Aussie gangsters’ shock move to dodge extradition

 

NSW Police had assembled one of its largest ever contingents of arrest officers to ever deploy overseas to collect two Sydney gangsters allegedly involved in trafficking almost three tonnes of drugs to Australia.

But in the last hours, of the last day, of the last month legally available to the pair currently behind bars in Dubai, they stunningly thwarted the move lodging an extraditions appeal that is now likely to prolong their case for months.

Benjamin Neil Pitt and Matthew John Battah were arrested in a high profile operation by heavily armed Dubai SWAT police officers in June, in co-ordination with the Australian Federal Police and NSW Police on arrest warrants related to conspiring to import a commercial quantity of drugs.

It was the culmination of a seven-year NSW police operation to smash a national network of money laundering, criminal operators and the trafficking of at least four drug hauls worth $1.5 billion.

 

Benjamin Neil Pitt, who was arrested in Dubai. Picture: Dubai Police
Benjamin Neil Pitt, who was arrested in Dubai. Picture: Dubai Police

 

John Battah was also arrested. Picture: Dubai Police
John Battah was also arrested. Picture: Dubai Police

 

They lost their UAE court bid to be extradited to Australia in August and plans were already underway to bring them back from as early as this weekend with the time limit to launch an appeal set to lapse last night.

But with hours to spare a legal challenge was launched.

"We don't know what happens now," one source close to the case said last night. "This has happened literally in the last 24 hours. We are confident the appeal won't get up but how long that process will take in their (United Arab Emirates) equivalent Supreme Court is not known."

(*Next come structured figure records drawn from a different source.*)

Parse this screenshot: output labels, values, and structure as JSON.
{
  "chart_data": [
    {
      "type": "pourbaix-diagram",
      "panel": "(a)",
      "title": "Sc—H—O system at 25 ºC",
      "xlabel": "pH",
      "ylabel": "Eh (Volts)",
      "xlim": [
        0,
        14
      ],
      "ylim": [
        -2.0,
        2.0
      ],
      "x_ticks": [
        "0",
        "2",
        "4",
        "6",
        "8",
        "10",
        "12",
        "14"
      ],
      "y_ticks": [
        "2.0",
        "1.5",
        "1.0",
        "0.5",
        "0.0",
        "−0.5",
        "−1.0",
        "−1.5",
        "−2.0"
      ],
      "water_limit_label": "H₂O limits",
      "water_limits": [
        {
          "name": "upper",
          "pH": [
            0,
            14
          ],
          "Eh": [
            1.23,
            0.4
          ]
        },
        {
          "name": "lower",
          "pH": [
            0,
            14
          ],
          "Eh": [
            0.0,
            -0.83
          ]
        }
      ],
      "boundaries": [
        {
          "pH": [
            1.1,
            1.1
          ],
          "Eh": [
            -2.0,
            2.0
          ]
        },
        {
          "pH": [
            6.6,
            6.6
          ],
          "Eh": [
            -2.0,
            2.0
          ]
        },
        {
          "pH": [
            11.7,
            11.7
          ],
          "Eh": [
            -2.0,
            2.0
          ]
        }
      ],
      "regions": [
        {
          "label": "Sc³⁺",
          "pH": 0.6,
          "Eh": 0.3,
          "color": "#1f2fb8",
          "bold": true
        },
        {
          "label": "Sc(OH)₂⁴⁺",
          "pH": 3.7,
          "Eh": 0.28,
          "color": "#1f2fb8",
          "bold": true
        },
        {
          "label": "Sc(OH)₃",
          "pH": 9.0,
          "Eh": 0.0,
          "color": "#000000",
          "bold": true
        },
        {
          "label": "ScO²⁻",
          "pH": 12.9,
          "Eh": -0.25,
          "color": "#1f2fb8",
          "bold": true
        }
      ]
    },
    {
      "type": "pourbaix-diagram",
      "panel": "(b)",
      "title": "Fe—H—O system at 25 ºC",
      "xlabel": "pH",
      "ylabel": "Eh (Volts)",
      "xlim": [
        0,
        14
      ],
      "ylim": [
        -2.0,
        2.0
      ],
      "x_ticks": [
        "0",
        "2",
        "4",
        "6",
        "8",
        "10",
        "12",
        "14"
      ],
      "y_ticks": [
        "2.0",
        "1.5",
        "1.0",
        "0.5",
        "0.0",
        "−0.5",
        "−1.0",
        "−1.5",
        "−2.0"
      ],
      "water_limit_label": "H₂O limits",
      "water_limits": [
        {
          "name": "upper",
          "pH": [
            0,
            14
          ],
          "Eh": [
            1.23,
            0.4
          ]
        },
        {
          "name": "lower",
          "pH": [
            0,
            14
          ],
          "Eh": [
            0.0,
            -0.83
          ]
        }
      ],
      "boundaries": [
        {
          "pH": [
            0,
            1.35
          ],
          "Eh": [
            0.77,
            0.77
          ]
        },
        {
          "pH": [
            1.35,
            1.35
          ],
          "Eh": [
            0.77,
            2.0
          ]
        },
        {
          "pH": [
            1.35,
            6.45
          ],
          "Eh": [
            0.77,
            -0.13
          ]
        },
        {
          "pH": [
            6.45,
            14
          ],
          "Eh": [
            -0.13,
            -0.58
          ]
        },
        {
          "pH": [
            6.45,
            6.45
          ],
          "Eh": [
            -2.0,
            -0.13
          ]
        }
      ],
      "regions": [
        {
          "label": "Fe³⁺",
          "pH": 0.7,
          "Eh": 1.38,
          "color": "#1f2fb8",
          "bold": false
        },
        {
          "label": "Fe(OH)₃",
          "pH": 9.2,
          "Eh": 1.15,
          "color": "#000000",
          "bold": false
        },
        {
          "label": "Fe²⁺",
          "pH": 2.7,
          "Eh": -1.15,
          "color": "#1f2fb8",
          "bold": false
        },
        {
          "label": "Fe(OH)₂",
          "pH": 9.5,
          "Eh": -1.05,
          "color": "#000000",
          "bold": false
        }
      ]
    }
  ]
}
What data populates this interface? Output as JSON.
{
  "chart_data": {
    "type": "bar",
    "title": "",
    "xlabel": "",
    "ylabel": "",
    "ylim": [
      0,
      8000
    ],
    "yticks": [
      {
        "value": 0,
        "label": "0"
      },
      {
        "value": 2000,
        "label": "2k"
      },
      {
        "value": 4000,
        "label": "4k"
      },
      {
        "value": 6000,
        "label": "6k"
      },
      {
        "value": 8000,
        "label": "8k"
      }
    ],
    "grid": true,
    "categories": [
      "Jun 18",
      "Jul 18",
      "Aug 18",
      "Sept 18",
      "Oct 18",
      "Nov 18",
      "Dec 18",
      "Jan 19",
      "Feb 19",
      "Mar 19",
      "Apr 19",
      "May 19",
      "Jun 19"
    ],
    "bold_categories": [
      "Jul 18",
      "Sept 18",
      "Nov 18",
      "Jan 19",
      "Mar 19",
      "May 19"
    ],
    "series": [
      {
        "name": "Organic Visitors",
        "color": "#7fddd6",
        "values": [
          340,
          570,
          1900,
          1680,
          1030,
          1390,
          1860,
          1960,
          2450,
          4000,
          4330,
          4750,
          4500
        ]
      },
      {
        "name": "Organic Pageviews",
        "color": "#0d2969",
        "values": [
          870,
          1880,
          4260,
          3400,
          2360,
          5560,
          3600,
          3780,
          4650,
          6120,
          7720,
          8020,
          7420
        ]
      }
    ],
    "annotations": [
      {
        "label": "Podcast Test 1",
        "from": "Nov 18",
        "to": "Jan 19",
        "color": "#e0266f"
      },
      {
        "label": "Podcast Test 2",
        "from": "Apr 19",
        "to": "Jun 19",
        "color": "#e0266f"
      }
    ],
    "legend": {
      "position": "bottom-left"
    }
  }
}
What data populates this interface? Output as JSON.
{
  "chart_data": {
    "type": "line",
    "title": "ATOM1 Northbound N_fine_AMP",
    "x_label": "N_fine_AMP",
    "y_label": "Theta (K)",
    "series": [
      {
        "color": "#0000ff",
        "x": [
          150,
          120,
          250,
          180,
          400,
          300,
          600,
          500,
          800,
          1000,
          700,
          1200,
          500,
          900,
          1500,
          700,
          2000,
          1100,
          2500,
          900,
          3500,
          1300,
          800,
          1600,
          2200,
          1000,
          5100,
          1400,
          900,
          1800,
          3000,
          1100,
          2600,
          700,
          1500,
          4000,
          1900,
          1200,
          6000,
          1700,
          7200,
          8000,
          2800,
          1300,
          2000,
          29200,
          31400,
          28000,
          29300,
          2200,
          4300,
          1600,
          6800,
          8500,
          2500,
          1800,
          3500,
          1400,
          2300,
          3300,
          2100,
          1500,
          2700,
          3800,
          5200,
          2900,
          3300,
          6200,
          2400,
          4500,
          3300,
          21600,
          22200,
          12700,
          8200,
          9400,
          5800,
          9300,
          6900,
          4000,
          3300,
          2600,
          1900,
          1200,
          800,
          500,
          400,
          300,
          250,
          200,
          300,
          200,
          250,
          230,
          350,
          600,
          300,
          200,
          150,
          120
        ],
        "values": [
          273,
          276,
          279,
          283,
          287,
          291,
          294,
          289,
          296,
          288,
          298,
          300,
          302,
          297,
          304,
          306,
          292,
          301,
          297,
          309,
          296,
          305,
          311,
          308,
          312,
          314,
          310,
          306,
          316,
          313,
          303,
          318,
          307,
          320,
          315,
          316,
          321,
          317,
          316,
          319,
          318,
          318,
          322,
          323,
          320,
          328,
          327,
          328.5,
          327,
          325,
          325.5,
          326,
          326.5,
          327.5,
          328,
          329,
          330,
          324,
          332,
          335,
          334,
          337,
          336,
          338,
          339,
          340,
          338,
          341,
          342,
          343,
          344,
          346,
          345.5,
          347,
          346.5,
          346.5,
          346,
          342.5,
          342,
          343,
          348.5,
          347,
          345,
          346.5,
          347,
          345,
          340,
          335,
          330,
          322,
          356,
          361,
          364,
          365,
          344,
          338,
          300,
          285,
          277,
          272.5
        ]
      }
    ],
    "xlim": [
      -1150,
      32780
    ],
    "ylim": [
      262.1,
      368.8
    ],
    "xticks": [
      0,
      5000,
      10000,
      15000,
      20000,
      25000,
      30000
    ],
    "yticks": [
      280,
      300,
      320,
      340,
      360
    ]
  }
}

The grounds for the appeal are not clear.

 

Benjamin Neil Pitt and Matthew John Battah were arrested in a high profile operation by heavily armed Dubai SWAT police officers in June. Picture: Dubai Police
Benjamin Neil Pitt and Matthew John Battah were arrested in a high profile operation by heavily armed Dubai SWAT police officers in June. Picture: Dubai Police

 

Another officer involved in the case said it was always suspected the pair would fight "tooth and nail" to avoid coming back to Australia where they would face numerous charges related to the import of a commercial quantity of drugs.

"We just have to make sure we follow the processes to get people back here the right way, you can circumvent anything, that doesn't work in our favour. Dubai have been great in terms of how they have assisted … they don't want to be seen as a haven for organised crime … they even made a video of the arrest, it's like a trailer for a movie."

He described the operation to bring them back as "enormous" including one of the largest teams NSW Police had dispatched for an arrest and extradition; News Corp Australia will not reveal those details for security reasons.

 

Police make an arrest in Sydney related to Strike Force Millstream investigations, which was established to investigate the large-scale supply of prohibited drugs. Picture: NSW Police
Police make an arrest in Sydney related to Strike Force Millstream investigations, which was established to investigate the large-scale supply of prohibited drugs. Picture: NSW Police

 

The pair, who have not been charged, left Australia in 2015 and lived lavish lifestyles overseas as NSW Police detectives from Strike Force Millstream tracked them travelling between the UAE and Europe including on holidays with family and friends.

They are allegedly linked to Outlaw Motorcycle Gang Lone Wolf and its president Erkan Keskin, also wanted for questioning by NSW and Queensland police and believed to be living in Turkey.

They are the last people allegedly involved in a huge drug smuggling operation that since 2013 had dispatched tonnes of drugs to Australia in shipping containers from the Netherlands and Germany. The pair's specific role in the enterprise was not clear but police have described them as allegedly being king pins at the top of a pyramid conspiracy to traffic narcotics and dealing with proceeds of crime in the tens of millions of dollars.

 

Abdullah Khalifa Al Marri, Dubai Police Commander-in-Chief. Picture: Dubai Police
Abdullah Khalifa Al Marri, Dubai Police Commander-in-Chief. Picture: Dubai Police

 

When the pair was arrested they were about to leave UAE prompting an Interpol "Red Notice" calling for an arrest to be made at "zero hour". Dubai dispatched heavily armed police in what Police Commander in Chief Lt General Abdullah Khalifa Al Marri described as an example of top international co-operation that showed UAE's forces maintained strong, active, and vital communication channels with the world's police agencies and contributed to the world's safety and security.

Dubai police made a three-minute video compilation of the arrest to highlight recent arrests of foreigners being sent back to their homelands.